Мои цели как художника не имеют ничего общего с общением с аудиторией. Я люблю хорошо проводить время, но когда дело доходит до поэзии, я не очень заинтересован в написании стихов, которая стремится развлекать или работать безопасно в мейнстриме, и, чтобы быть ясным, я не унижаю действительно феноменальную работу, которая выполняет - Это просто не мой интерес как поэта.
Когда я пишу поэзию, я стараюсь заставить свой разум немного лениться, чтобы не думать слишком много, как способ открыть ту часть мозга, которая делает стихи. Если я успешен в этой части процесса, я часто нет. Если мой разум станет слишком ленивым, это будет задержаться на знакомой скучной территории, как будто мой разум может поступить на физический мир.
Я думаю, что занятие моей поэзии сродни этому желанию быть многими вещами одновременно - вещи, которые иногда конфликтуют. Относительно того, как Quotidian пробивается в работу, это все это, в некотором роде. Мол, когда я пишу стихи, я просто собираю куски всего, что происходит вокруг меня - географическое место, любовное дело не удалось, в тот день, когда воздух почувствовал веревку.
Я часто чувствую себя в ловушке. Я часто чувствую, что пытаюсь избежать какой -то ловушки, будь то образ мышления, принуждение или образ жизни. Я считаю, что это постоянное чувство происходит от детских травм, которые лишают мою силу. Влияние, однако, возникающее постоянное желание растягиваться из заключения, даже когда заключение неизбежно, является даром.
Точная лень сродни, чтобы позволить вашим глазам размыться или увидеть, что находится в уголках в периферическом зрении. Или те моменты, когда вы думаете, что видите что -то, но вы не уверены, что действительно видели это в конце. То, как я добираюсь до этих мест, является просто практикой, как своего рода медитацию, которая формирует мой мозг.
Для меня много дисциплины было очень личным письмом, например, написание и разрабатывание внутри этого гендерного тела, а также принуждения тела, приглушение ума, которое движимое телом.

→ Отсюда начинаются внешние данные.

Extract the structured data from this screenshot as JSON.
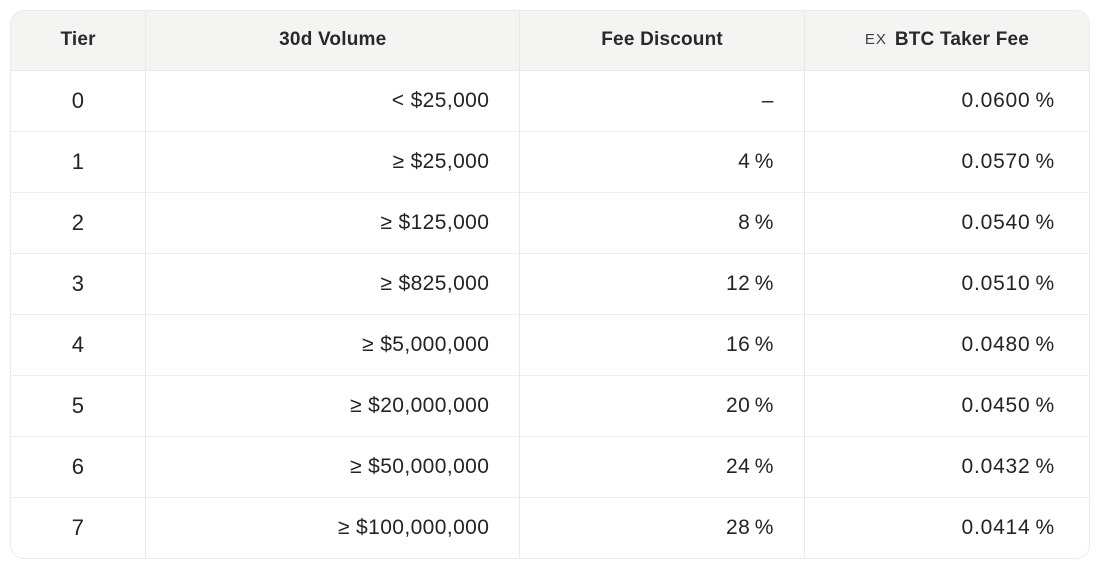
{
  "colors": {
    "header_bg": "#f4f4f2",
    "border": "#e9e9e7",
    "text": "#212428"
  },
  "table": {
    "columns": [
      {
        "label": "Tier"
      },
      {
        "label": "30d Volume"
      },
      {
        "label": "Fee Discount"
      },
      {
        "label": "BTC Taker Fee",
        "prefix": "EX"
      }
    ],
    "rows": [
      {
        "tier": "0",
        "volume": "< $25,000",
        "discount": "–",
        "taker_fee": "0.0600 %"
      },
      {
        "tier": "1",
        "volume": "≥ $25,000",
        "discount": "4 %",
        "taker_fee": "0.0570 %"
      },
      {
        "tier": "2",
        "volume": "≥ $125,000",
        "discount": "8 %",
        "taker_fee": "0.0540 %"
      },
      {
        "tier": "3",
        "volume": "≥ $825,000",
        "discount": "12 %",
        "taker_fee": "0.0510 %"
      },
      {
        "tier": "4",
        "volume": "≥ $5,000,000",
        "discount": "16 %",
        "taker_fee": "0.0480 %"
      },
      {
        "tier": "5",
        "volume": "≥ $20,000,000",
        "discount": "20 %",
        "taker_fee": "0.0450 %"
      },
      {
        "tier": "6",
        "volume": "≥ $50,000,000",
        "discount": "24 %",
        "taker_fee": "0.0432 %"
      },
      {
        "tier": "7",
        "volume": "≥ $100,000,000",
        "discount": "28 %",
        "taker_fee": "0.0414 %"
      }
    ]
  }
}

Мой отец умер несколько лет назад, поэтому он также преследует книгу, просто пропускает ее, как призрак. Но написание каждой книги отличается для меня. Они так похожи на живые существа, эти книги, поэтому я не знаю, что перенесено в написание следующих вещей - за исключением, может быть, я лучше, когда я делаю свою практику письма рутиной.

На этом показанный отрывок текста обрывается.